Close up image of a caretaker helping older woman walk

Hospitals are working much more closely with skilled nursing facilities, aiming to form bonds and avoid costly and harmful hospital readmissions. But little is understood about how they’re creating these linkages.

Aiming to close that knowledge gap, researchers with the Brown University Center for Gerontology and Healthcare Research interviewed staff at 25 SNFs and 16 hospitals to better understand the secret sauce to successful collaboration between the two provider types. They also analyzed data from more than 290,000 patients, discharged from those hospitals between 2008 and 2015.

Although hospital-SNF collaboration requires a big administrative and clinical time investment, it can spell a big positive in patient outcomes.

“We determined that, as you might imagine, when hospitals and SNFs are collaborating, they are sending their patient to higher-quality SNFs, and experiencing reductions in readmissions back to the hospital,” Emily Gadbois, Ph.D., an investigator with Brown University, told McKnight’s.

For nursing home leaders, she added, “The takeaway message is — although collaboration takes time, effort and money — it will result in better outcomes and specific ideas of ways to collaborate include focusing on improving communication around the hospital-SNF transition, sharing of staff wherever possible, specific efforts to reduce readmissions, and just getting engaged with the hospital however possible.”

In attempting to categorize types of collaboration, Brown researchers sorted them into three buckets:

  1. Efforts to establish SNF partners: Some hospitals sought to have strong relationships with skilled nursing facilities to which they discharged patients, according to the study.
  2. Initiatives to improve transitions to SNFs: Some hospitals made significant efforts to improve transitions to skilled care facilities.
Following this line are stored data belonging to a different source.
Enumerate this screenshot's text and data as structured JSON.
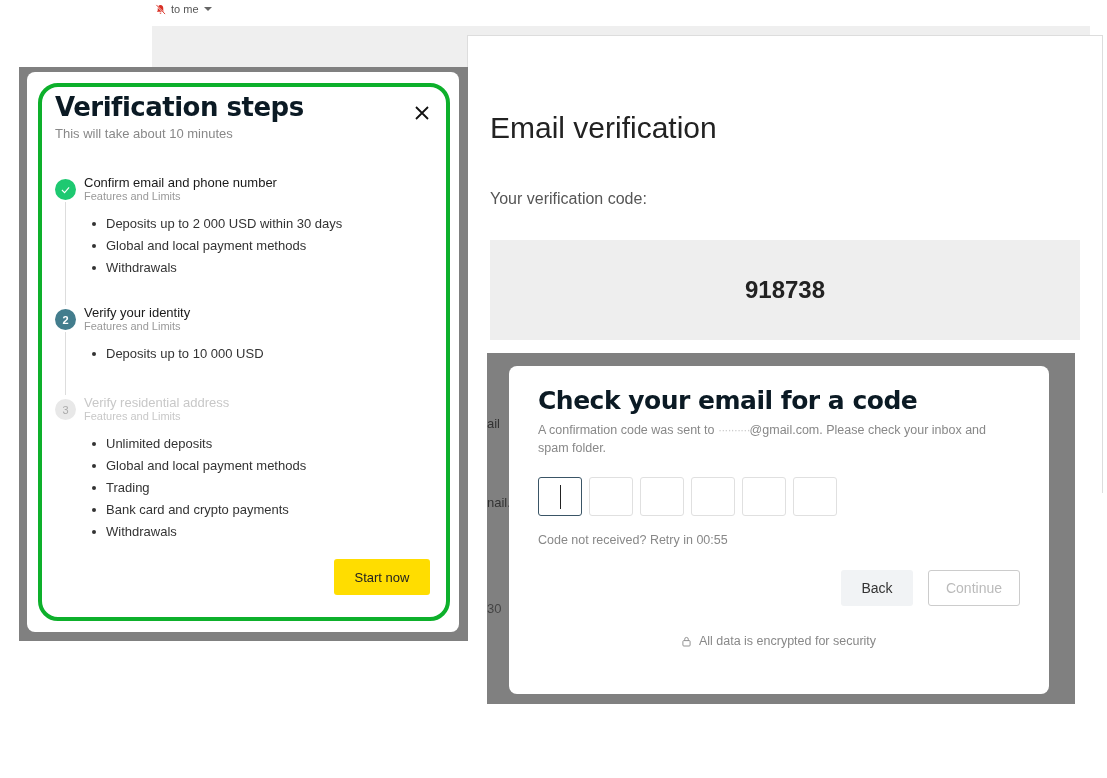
{
  "email_header": {
    "recipient": "to me"
  },
  "email": {
    "title": "Email verification",
    "code_label": "Your verification code:",
    "code": "918738"
  },
  "background_fragments": [
    {
      "text": "ail"
    },
    {
      "text": "nail."
    },
    {
      "text": "30"
    }
  ],
  "verification_modal": {
    "title": "Verification steps",
    "subtitle": "This will take about 10 minutes",
    "steps": [
      {
        "kind": "done",
        "title": "Confirm email and phone number",
        "caption": "Features and Limits",
        "features": [
          "Deposits up to 2 000 USD within 30 days",
          "Global and local payment methods",
          "Withdrawals"
        ]
      },
      {
        "kind": "current",
        "number": "2",
        "title": "Verify your identity",
        "caption": "Features and Limits",
        "features": [
          "Deposits up to 10 000 USD"
        ]
      },
      {
        "kind": "pending",
        "number": "3",
        "title": "Verify residential address",
        "caption": "Features and Limits",
        "features": [
          "Unlimited deposits",
          "Global and local payment methods",
          "Trading",
          "Bank card and crypto payments",
          "Withdrawals"
        ]
      }
    ],
    "button": "Start now"
  },
  "code_modal": {
    "title": "Check your email for a code",
    "message_start": "A confirmation code was sent to ",
    "masked_address": "··········",
    "message_end": "@gmail.com. Please check your inbox and spam folder.",
    "digits": [
      {
        "focused": true
      },
      {
        "focused": false
      },
      {
        "focused": false
      },
      {
        "focused": false
      },
      {
        "focused": false
      },
      {
        "focused": false
      }
    ],
    "retry": "Code not received? Retry in 00:55",
    "buttons": [
      {
        "label": "Back",
        "disabled": false
      },
      {
        "label": "Continue",
        "disabled": true
      }
    ],
    "security_note": "All data is encrypted for security"
  }
}
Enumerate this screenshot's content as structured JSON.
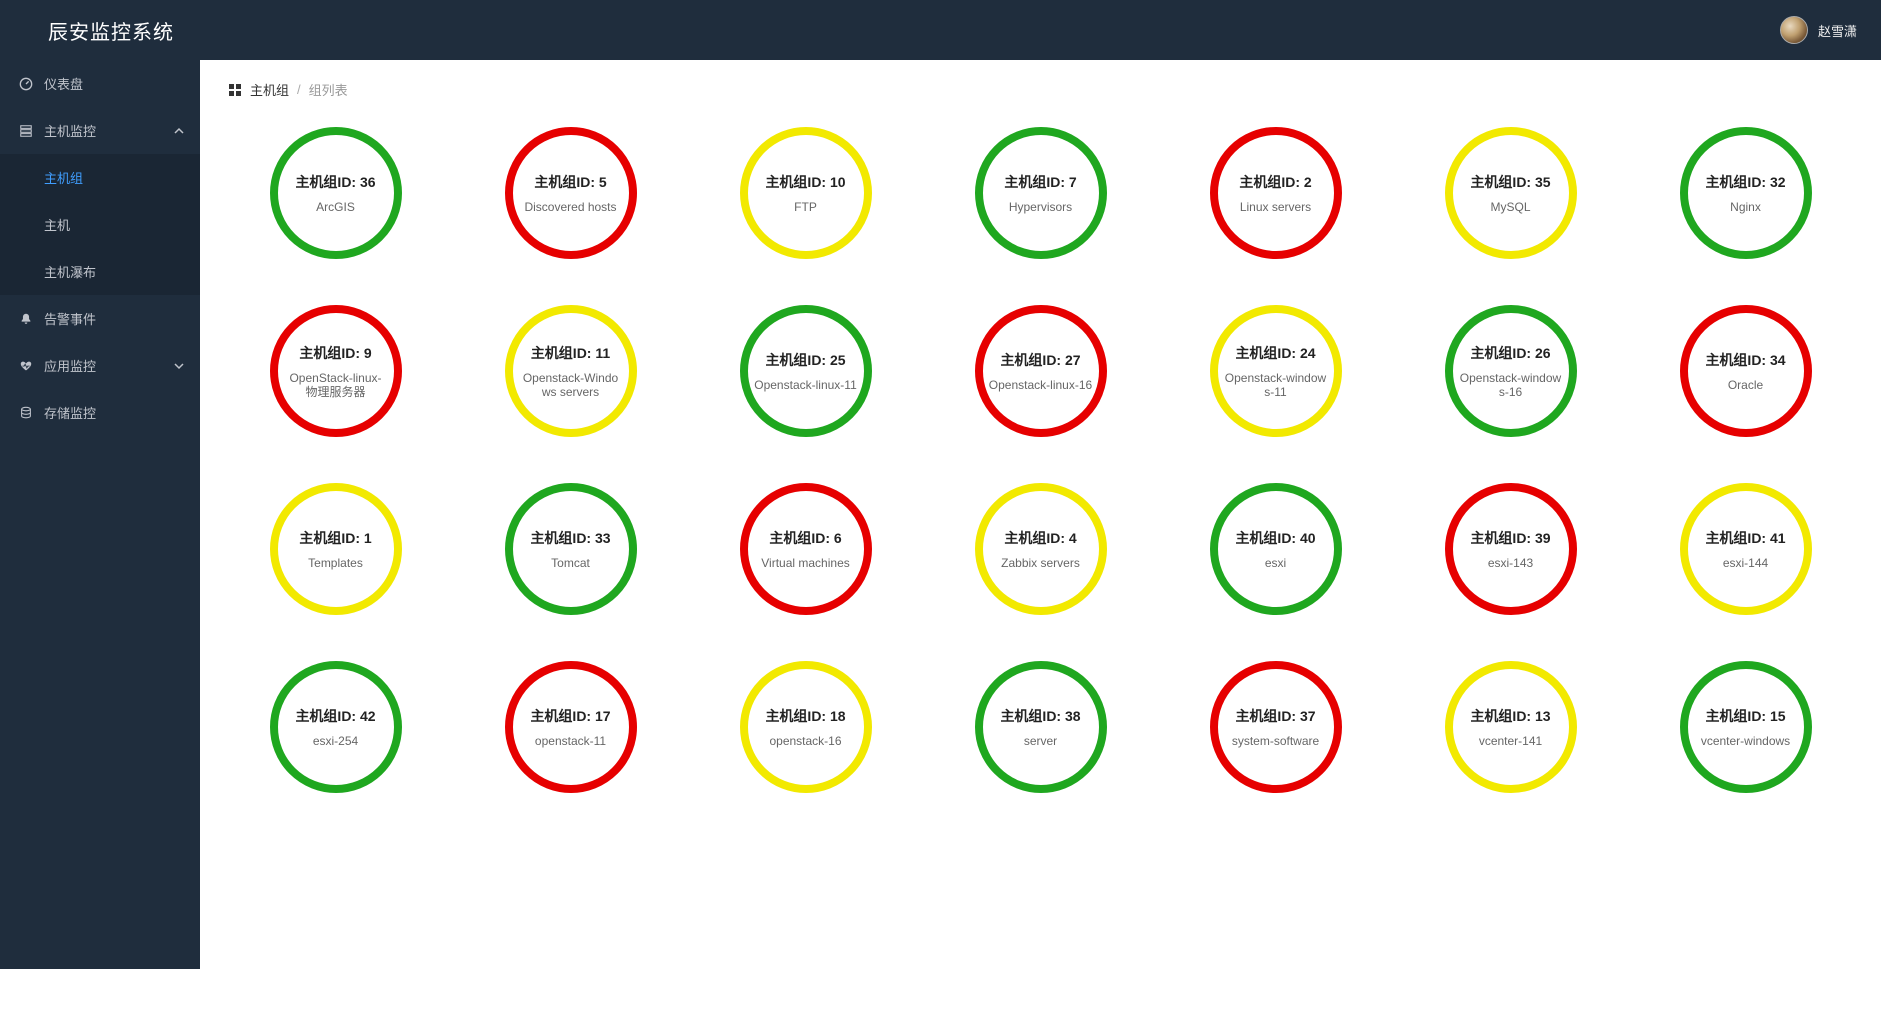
{
  "app": {
    "title": "辰安监控系统",
    "username": "赵雪潇"
  },
  "sidebar": {
    "items": [
      {
        "label": "仪表盘",
        "icon": "dashboard-icon",
        "hasChildren": false
      },
      {
        "label": "主机监控",
        "icon": "server-icon",
        "hasChildren": true,
        "expanded": true,
        "children": [
          {
            "label": "主机组",
            "active": true
          },
          {
            "label": "主机",
            "active": false
          },
          {
            "label": "主机瀑布",
            "active": false
          }
        ]
      },
      {
        "label": "告警事件",
        "icon": "bell-icon",
        "hasChildren": false
      },
      {
        "label": "应用监控",
        "icon": "heart-icon",
        "hasChildren": true,
        "expanded": false
      },
      {
        "label": "存储监控",
        "icon": "database-icon",
        "hasChildren": false
      }
    ]
  },
  "breadcrumb": {
    "root": "主机组",
    "current": "组列表"
  },
  "hostGroupLabelPrefix": "主机组ID: ",
  "colorMap": {
    "green": "#1fa71f",
    "red": "#e60000",
    "yellow": "#f2e900"
  },
  "hostGroups": [
    {
      "id": 36,
      "name": "ArcGIS",
      "status": "green"
    },
    {
      "id": 5,
      "name": "Discovered hosts",
      "status": "red"
    },
    {
      "id": 10,
      "name": "FTP",
      "status": "yellow"
    },
    {
      "id": 7,
      "name": "Hypervisors",
      "status": "green"
    },
    {
      "id": 2,
      "name": "Linux servers",
      "status": "red"
    },
    {
      "id": 35,
      "name": "MySQL",
      "status": "yellow"
    },
    {
      "id": 32,
      "name": "Nginx",
      "status": "green"
    },
    {
      "id": 9,
      "name": "OpenStack-linux-物理服务器",
      "status": "red"
    },
    {
      "id": 11,
      "name": "Openstack-Windows servers",
      "status": "yellow"
    },
    {
      "id": 25,
      "name": "Openstack-linux-11",
      "status": "green"
    },
    {
      "id": 27,
      "name": "Openstack-linux-16",
      "status": "red"
    },
    {
      "id": 24,
      "name": "Openstack-windows-11",
      "status": "yellow"
    },
    {
      "id": 26,
      "name": "Openstack-windows-16",
      "status": "green"
    },
    {
      "id": 34,
      "name": "Oracle",
      "status": "red"
    },
    {
      "id": 1,
      "name": "Templates",
      "status": "yellow"
    },
    {
      "id": 33,
      "name": "Tomcat",
      "status": "green"
    },
    {
      "id": 6,
      "name": "Virtual machines",
      "status": "red"
    },
    {
      "id": 4,
      "name": "Zabbix servers",
      "status": "yellow"
    },
    {
      "id": 40,
      "name": "esxi",
      "status": "green"
    },
    {
      "id": 39,
      "name": "esxi-143",
      "status": "red"
    },
    {
      "id": 41,
      "name": "esxi-144",
      "status": "yellow"
    },
    {
      "id": 42,
      "name": "esxi-254",
      "status": "green"
    },
    {
      "id": 17,
      "name": "openstack-11",
      "status": "red"
    },
    {
      "id": 18,
      "name": "openstack-16",
      "status": "yellow"
    },
    {
      "id": 38,
      "name": "server",
      "status": "green"
    },
    {
      "id": 37,
      "name": "system-software",
      "status": "red"
    },
    {
      "id": 13,
      "name": "vcenter-141",
      "status": "yellow"
    },
    {
      "id": 15,
      "name": "vcenter-windows",
      "status": "green"
    }
  ]
}
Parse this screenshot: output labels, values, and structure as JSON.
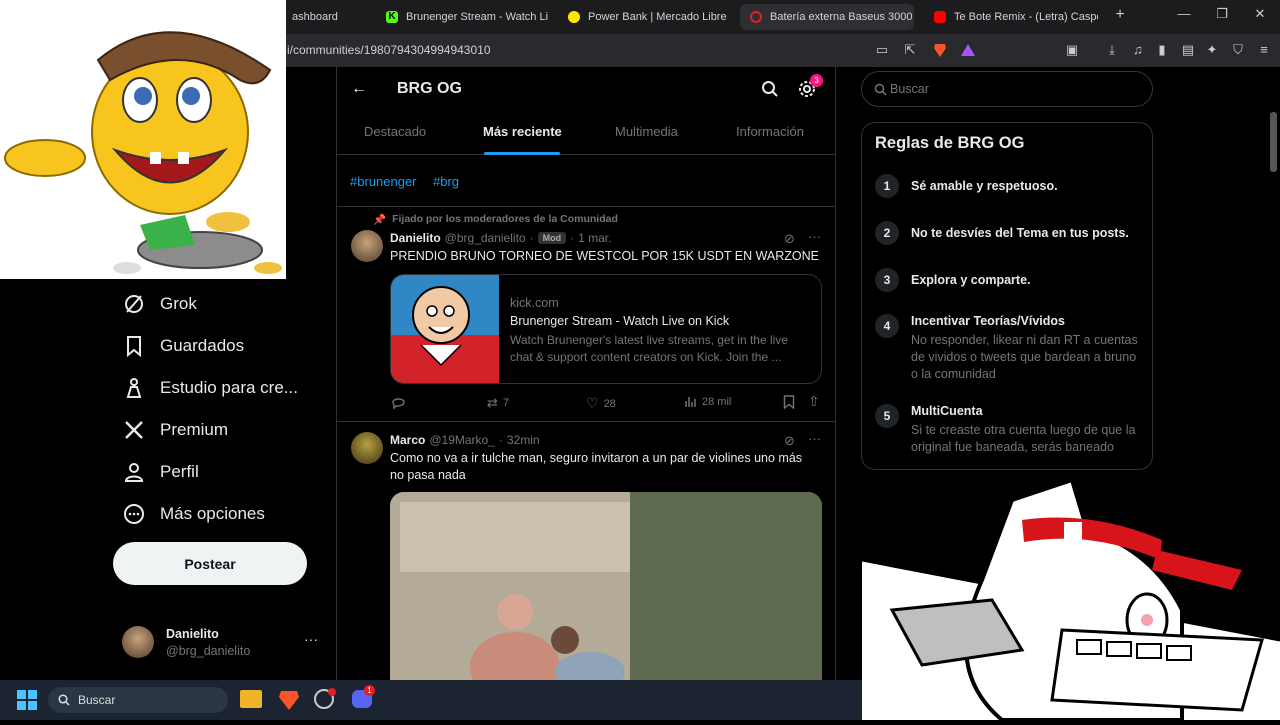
{
  "browser": {
    "tabs": [
      {
        "label": "ashboard",
        "color": "#1d9bf0"
      },
      {
        "label": "Brunenger Stream - Watch Live c",
        "color": "#53fc18"
      },
      {
        "label": "Power Bank | Mercado Libre",
        "color": "#ffe600"
      },
      {
        "label": "Batería externa Baseus 3000",
        "color": "#e02020"
      },
      {
        "label": "Te Bote Remix - (Letra) Casper, N",
        "color": "#ff0000"
      }
    ],
    "new_tab": "+",
    "url": "i/communities/1980794304994943010",
    "brave_badge": ""
  },
  "nav": {
    "items": [
      {
        "label": "Grok",
        "icon": "grok-icon"
      },
      {
        "label": "Guardados",
        "icon": "bookmark-icon"
      },
      {
        "label": "Estudio para cre...",
        "icon": "studio-icon"
      },
      {
        "label": "Premium",
        "icon": "x-logo-icon"
      },
      {
        "label": "Perfil",
        "icon": "person-icon"
      },
      {
        "label": "Más opciones",
        "icon": "more-circle-icon"
      }
    ],
    "post_button": "Postear",
    "account": {
      "name": "Danielito",
      "handle": "@brg_danielito",
      "more": "···"
    }
  },
  "community": {
    "title": "BRG OG",
    "settings_badge": "3",
    "tabs": [
      "Destacado",
      "Más reciente",
      "Multimedia",
      "Información"
    ],
    "active_tab": 1,
    "hashtags": [
      "#brunenger",
      "#brg"
    ]
  },
  "posts": [
    {
      "pinned_label": "Fijado por los moderadores de la Comunidad",
      "name": "Danielito",
      "handle": "@brg_danielito",
      "dot": "·",
      "badge": "Mod",
      "time": "1 mar.",
      "text": "PRENDIO BRUNO TORNEO DE WESTCOL POR 15K USDT EN WARZONE",
      "card": {
        "domain": "kick.com",
        "title": "Brunenger Stream - Watch Live on Kick",
        "desc": "Watch Brunenger's latest live streams, get in the live chat & support content creators on Kick. Join the ..."
      },
      "stats": {
        "replies": "",
        "reposts": "7",
        "likes": "28",
        "views": "28 mil"
      }
    },
    {
      "name": "Marco",
      "handle": "@19Marko_",
      "dot": "·",
      "time": "32min",
      "text": "Como no va a ir tulche man, seguro invitaron a un par de violines uno más no pasa nada"
    }
  ],
  "search": {
    "placeholder": "Buscar"
  },
  "rules": {
    "title": "Reglas de BRG OG",
    "items": [
      {
        "num": "1",
        "title": "Sé amable y respetuoso.",
        "desc": ""
      },
      {
        "num": "2",
        "title": "No te desvíes del Tema en tus posts.",
        "desc": ""
      },
      {
        "num": "3",
        "title": "Explora y comparte.",
        "desc": ""
      },
      {
        "num": "4",
        "title": "Incentivar Teorías/Vívidos",
        "desc": "No responder, likear ni dan RT a cuentas de vividos o tweets que bardean a bruno o la comunidad"
      },
      {
        "num": "5",
        "title": "MultiCuenta",
        "desc": "Si te creaste otra cuenta luego de que la original fue baneada, serás baneado"
      }
    ]
  },
  "taskbar": {
    "search_label": "Buscar",
    "discord_badge": "1"
  },
  "colors": {
    "accent": "#1d9bf0",
    "background": "#000000",
    "border": "#2f3336",
    "muted": "#71767b"
  }
}
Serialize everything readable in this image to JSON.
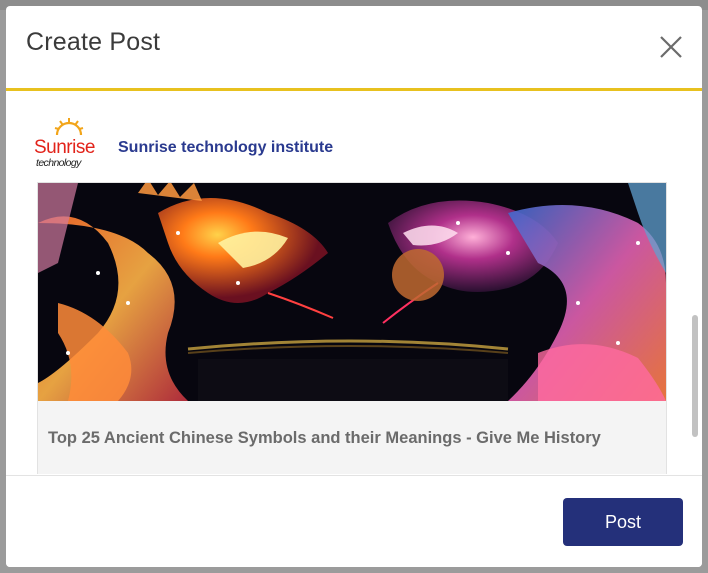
{
  "modal": {
    "title": "Create Post",
    "close_icon": "close-icon"
  },
  "author": {
    "logo_text": "Sunrise",
    "logo_subtext": "technology",
    "name": "Sunrise technology institute"
  },
  "preview": {
    "image": "dragon-lanterns-image",
    "title": "Top 25 Ancient Chinese Symbols and their Meanings - Give Me History"
  },
  "footer": {
    "post_label": "Post"
  },
  "colors": {
    "accent_rule": "#e8c11f",
    "primary_button": "#24307a",
    "author_link": "#2a3a8f",
    "logo_red": "#e2231a"
  }
}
One hospital director interviewed described the systems as going beyond simply focusing on transitions to include the sharing of employees, and development of official relationships.
  3. Hospital staff at the SNF: Other hospitals went as far as placing staff members within nursing homes, in an effort to further collaborate.

Analyzing patient data, they also found that hospitals that had a higher collaboration rate with skilled care saw lower readmission rates from those SNFs at about 10%. That’s compared to “low-collaboration” hospitals, which reported a 14% readmission rate. Researchers noted that high collaboration hospitals typically had a greater availability of post-acute providers from which to choose, along with higher quality of nearby SNFs, measured in terms of their star rating. Low collaboration hospitals, meanwhile, served poorer and minority beneficiaries, and were located in markets with less availability of post-acute providers.

The study, published this week in Health Services Research, was funded by the National Institute on Aging and the Commonwealth Fund.